Amy Watt
(Plymouth, Devon 1900-1956 Chelsea, London)
The Sunbathers, St. Ives, Cornwall, c.1929 *SOLD*
oil on canvas laid down on board
26 x 34 cm.
Exhibited
with historic exhibition labels to the reverse, no. 60.
Provenance
From the Estate of the artist's daughter, Mary Millar Watt (1924-2023).
Painted whilst holidaying in St. Ives, before moving there in the '30s, this charming beach scene very likely depicts the artist's family and young children, busy making sandcastles. St. Ives was already a well-established artists' colony, and it was no doubt moments like this that led the artist and her artist husband to move there not long after.
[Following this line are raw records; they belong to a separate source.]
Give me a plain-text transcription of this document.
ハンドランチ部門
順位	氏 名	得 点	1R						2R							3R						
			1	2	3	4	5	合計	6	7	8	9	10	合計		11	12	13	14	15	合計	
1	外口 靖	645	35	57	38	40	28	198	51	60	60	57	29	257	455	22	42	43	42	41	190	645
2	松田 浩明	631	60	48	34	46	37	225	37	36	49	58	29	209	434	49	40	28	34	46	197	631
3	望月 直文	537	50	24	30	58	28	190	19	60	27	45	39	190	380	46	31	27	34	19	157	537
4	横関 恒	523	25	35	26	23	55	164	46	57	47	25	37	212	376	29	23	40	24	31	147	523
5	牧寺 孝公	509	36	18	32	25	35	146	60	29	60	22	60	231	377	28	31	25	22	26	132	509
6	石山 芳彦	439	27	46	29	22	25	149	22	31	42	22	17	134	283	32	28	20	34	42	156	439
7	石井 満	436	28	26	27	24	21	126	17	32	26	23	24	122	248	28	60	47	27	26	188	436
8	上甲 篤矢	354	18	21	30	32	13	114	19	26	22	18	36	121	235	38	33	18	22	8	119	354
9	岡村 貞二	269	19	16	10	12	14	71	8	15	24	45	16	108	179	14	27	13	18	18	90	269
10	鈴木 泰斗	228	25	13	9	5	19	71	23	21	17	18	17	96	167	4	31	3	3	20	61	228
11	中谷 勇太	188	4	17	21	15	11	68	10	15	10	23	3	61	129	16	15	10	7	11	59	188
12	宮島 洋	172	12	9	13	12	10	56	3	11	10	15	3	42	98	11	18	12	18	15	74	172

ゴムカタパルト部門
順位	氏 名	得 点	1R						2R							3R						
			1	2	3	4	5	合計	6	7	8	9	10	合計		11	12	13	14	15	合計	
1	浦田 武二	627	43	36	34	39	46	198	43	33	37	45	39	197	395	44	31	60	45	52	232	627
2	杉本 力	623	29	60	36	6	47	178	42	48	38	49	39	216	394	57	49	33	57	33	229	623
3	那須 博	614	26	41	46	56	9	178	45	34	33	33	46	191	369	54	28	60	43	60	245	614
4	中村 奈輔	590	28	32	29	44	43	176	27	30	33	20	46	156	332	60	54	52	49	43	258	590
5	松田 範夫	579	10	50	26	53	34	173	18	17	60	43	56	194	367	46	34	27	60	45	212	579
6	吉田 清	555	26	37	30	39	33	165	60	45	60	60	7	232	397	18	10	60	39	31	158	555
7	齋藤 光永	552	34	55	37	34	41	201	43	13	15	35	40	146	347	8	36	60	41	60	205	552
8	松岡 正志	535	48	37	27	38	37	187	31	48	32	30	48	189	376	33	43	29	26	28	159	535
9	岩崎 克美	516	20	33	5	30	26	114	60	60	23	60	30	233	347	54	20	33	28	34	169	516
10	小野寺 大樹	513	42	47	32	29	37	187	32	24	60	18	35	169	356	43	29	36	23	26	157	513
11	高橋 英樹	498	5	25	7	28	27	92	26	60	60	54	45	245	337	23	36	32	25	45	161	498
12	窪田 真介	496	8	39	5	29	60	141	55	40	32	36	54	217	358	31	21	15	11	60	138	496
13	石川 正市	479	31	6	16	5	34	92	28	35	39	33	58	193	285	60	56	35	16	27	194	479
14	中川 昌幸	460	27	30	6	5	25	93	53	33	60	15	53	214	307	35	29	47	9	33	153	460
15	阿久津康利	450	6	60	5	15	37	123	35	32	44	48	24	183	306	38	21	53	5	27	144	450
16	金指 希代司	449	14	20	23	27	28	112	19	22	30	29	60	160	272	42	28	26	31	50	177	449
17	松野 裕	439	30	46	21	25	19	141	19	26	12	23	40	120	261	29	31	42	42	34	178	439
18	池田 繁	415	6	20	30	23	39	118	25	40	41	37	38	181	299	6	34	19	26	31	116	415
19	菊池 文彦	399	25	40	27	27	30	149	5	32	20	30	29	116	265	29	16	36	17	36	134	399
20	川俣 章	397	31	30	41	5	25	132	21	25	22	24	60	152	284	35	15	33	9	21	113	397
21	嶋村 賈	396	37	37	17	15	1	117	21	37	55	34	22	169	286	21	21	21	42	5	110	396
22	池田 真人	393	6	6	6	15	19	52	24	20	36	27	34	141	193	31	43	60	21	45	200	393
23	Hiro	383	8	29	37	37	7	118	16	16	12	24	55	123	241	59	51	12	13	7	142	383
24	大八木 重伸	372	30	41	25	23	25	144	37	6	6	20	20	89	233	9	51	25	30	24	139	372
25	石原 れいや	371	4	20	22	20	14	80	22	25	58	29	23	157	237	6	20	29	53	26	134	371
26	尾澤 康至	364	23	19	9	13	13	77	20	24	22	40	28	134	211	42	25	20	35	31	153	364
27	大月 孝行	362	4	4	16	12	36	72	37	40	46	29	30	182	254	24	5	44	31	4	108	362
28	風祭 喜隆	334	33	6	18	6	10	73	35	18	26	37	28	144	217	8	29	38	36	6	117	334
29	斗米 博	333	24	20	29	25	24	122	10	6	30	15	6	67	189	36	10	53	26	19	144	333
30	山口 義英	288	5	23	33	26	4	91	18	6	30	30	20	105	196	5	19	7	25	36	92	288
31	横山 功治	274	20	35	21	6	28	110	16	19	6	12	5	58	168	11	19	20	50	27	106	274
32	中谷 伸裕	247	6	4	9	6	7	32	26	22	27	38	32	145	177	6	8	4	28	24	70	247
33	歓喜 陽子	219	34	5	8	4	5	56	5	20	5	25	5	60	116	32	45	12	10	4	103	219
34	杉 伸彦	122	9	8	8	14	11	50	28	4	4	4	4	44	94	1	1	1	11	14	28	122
Watt was a busy artist, in a supportive marriage with fellow artist, John Millar Watt (1895-1975), whom she met whilst studying at St. Martin’s School of Fine Art. They married in 1923 and both worked for advertising agencies as staff artists. They moved to Dedham in Essex where they designed and built a modern studio overlooking Dedham Vale, befriending the artist Alfred Munnings and his wife, Violet, frequent visitors to their home.
Watt became a member of the Ipswich Art Club from 1926-1935, before the couple moved to St. Ives in ‘35. Amy and her husband became key members of the well-established artistic colony of St. Ives, taking on the Chy-an-Chy Studio overlooking the harbour. They would have got to know Barbara Hepworth and Ben Nicholson, who famously relocated from Hampstead to St. Ives at the start of WWII.
Over the course of her life Watt exhibited 19 works at the Royal Academy Summer Exhibitions between 1929 and her death in 1956, and also showed at the Paris Salon over the years, as well as in local shows in Suffolk, Essex and St Ives. After the Second World War she and her husband moved to London and made their home in Chelsea, at 8 Walton Street.